ReLU neural networks as amplitude modulated dictionaries

There seem to be many vantage points from which to view ReLU neural networks.
When a ReLU neuron is on (f(x)=x) all the forward weights it is connected to light up a vector pattern in the next layer. And that pattern is amplitude modulated by whatever x happens to be.
That is a 1 bit dictionary lookup with amplitude modulation. Each neuron projecting a different lookup pattern onto the next layer, where the patterns sum together.
That suggests a more general neural network where you double the number of weight parameters per layer. When a neuron is on it projects one amplitude modulated pattern onto the next layer, when the neuron is in the alternative state (not now called off) it projects a different amplitude modulated pattern on to the next layer using the additional weight system.
A sparse net then projects sparse amplitude modulated patterns onto the next layer. You can also double up the weights for that and actually project very different sparse patterns for each neuron (binary) state.
For Numenta sparse nets with top-k selection you could double up using max-k, min-k selection with alternative sets of weights for both.

It should improve information flow through a network. Instead of ReLU stopping information flow approximately 50% of the time, it can flow through the alternative weights instead.
Also quite interesting is the effect on sparse nets. With rather radical switching between sparse patterns possible depending on the input to the neuron (which now is primarily a weight set switching device) is above or below zero.


Fast type of neural network based on that:

Interesting proposal. While it doesn’t really align well with the sparse distributed networks often discussed around here, I can see it’s potential for performing simple pattern encoding as a superposition of learned weight vectors.

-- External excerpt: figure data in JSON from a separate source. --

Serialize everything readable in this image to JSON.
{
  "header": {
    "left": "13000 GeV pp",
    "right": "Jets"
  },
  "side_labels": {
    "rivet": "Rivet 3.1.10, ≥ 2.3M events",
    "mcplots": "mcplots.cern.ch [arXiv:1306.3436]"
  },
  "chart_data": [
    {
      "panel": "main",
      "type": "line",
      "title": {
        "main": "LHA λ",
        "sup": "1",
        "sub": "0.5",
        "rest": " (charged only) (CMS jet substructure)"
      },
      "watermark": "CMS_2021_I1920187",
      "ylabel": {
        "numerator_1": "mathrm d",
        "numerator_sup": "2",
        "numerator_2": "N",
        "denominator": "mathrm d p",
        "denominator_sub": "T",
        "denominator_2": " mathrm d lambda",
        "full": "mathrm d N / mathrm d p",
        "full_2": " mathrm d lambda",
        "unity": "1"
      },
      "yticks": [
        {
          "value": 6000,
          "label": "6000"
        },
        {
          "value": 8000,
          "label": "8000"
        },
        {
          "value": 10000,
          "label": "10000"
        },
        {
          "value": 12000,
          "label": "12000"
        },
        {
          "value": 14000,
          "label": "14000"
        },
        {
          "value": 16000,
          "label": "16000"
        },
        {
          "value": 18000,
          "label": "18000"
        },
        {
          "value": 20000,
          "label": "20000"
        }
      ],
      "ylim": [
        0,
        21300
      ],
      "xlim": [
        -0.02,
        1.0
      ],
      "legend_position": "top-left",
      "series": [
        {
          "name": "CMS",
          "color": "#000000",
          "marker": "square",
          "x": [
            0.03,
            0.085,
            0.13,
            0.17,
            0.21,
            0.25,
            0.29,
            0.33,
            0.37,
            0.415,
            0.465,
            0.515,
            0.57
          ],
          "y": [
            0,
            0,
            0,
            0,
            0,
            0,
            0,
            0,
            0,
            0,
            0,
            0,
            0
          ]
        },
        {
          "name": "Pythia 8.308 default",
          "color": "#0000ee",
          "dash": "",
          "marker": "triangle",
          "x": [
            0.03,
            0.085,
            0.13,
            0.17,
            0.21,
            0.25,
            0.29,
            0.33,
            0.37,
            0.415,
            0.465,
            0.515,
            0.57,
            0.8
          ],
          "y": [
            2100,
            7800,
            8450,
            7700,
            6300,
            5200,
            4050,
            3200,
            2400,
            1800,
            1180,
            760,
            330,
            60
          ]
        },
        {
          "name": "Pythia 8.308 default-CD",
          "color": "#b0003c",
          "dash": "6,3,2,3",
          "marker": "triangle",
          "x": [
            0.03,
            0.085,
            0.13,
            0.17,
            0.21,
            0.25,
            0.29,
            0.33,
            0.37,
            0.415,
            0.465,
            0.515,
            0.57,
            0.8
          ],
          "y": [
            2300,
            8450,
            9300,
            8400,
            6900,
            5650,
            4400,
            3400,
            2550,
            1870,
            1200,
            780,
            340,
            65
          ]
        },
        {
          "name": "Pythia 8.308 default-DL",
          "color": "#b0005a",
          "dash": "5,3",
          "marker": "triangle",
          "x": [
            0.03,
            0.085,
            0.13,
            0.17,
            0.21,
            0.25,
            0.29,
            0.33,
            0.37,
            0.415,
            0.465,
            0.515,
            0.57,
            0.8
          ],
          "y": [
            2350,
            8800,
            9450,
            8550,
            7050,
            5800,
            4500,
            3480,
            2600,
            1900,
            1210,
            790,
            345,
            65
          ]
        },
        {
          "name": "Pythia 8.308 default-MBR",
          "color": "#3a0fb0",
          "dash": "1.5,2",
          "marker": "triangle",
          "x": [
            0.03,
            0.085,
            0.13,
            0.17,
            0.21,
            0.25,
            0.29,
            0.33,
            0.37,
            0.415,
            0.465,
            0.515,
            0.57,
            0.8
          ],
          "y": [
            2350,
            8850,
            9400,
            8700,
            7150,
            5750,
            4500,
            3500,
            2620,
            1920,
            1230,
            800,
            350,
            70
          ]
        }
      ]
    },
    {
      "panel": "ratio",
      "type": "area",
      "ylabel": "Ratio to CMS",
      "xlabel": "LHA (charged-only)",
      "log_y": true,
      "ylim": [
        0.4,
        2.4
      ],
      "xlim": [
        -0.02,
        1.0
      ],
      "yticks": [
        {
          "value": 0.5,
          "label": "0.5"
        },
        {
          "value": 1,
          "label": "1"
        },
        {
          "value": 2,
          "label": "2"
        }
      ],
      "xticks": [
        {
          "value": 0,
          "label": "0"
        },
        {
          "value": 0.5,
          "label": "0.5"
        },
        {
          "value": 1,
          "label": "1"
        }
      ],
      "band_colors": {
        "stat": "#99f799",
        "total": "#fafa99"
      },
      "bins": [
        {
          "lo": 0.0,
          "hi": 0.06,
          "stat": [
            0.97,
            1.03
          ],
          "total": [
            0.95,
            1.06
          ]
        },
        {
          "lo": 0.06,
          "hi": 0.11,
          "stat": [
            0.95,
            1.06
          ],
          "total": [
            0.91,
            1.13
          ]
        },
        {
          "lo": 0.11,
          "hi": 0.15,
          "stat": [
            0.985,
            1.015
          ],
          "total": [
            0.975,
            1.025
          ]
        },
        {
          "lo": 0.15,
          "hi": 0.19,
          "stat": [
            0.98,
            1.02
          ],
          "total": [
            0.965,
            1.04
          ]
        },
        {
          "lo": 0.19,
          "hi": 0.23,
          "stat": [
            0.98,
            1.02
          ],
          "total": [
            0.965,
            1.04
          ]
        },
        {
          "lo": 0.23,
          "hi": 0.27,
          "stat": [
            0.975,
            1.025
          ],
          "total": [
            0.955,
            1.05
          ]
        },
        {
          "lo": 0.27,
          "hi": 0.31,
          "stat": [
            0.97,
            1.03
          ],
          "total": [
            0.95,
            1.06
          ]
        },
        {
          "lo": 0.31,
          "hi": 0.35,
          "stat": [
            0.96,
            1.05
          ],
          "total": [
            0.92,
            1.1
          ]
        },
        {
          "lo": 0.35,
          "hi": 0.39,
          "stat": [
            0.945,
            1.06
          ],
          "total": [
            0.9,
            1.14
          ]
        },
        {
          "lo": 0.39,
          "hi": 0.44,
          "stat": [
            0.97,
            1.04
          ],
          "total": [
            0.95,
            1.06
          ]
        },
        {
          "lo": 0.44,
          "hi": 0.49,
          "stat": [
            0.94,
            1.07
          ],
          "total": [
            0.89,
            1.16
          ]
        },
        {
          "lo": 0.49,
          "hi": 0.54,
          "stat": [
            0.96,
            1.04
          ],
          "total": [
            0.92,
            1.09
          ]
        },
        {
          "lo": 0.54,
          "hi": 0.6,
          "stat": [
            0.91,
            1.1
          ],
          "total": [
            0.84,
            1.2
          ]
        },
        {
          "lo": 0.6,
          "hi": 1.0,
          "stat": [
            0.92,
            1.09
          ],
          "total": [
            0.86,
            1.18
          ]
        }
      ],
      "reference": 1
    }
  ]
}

There’s nothing special about the origin. You might want to introduce a learnable/tunable bias parameter such that f(x,b) = |x-b| (or just x-b). That allows a little more flexibility in your decision hyper-plane (it does not have to pass through the origin). I believe the literature on Support Vector Machines might be useful to your for finding additional insights into this type of model.

1 Like

Yeh, I think it is quite problematic with the top-k type sparsity being explored by Numenta.
I find I don’t need biasing terms because I use (sub) random projections as pre-processing for the neural networks I have experimented with.

I don’t know what exact way you could include biasing if you needed to and I’m not paid to think about it.

Anyway it seems that whatever way you can find to prevent too much information loss as data flows through layer after layer of a neural network the better the result.

I’ll leave it to other people to explore the concept.
Somebody else’s problem.

I think if you want to include a bias term you can include it in the activation function. Which was f(x)=x with entrained switching of the forward connected weight vector. You just change that to f(x)=x+bi
where bi is the bias term you want to include.
The forward connected weight vector switching would then be
If( (x+bi)>=0){
use forward connected weight vector A
use forward connected weight vector B

Bias terms are very suspicious with conventional ReLU neural networks. In theory you could replace them by having one or a few input terms to the neural network set to constant non-zero values.

In a Numenta top-k sparse network there are 2 states a neuron can be in.
In the top-k or not in.
To avoid information loss in the ‘not in’ case I personally would have one weight connected forward to the neuron in the same position in the next layer.
For the ‘in’ case you could have 4 or 5 forward weight connections to arbitrary neurons in the next layer.
The activation function is then just f(x)=x. What you are really doing is just switching between forward weight connections based on whether the neuron is ‘in’ or ‘not in’ the top-k.
There are many variation possible. For example switching between 10 and 2 forward connected weights.
I would also be very inclined to intersperse WHTs between the layers as a connectionist device.
Personal opinion, don’t quote me on it. Lol.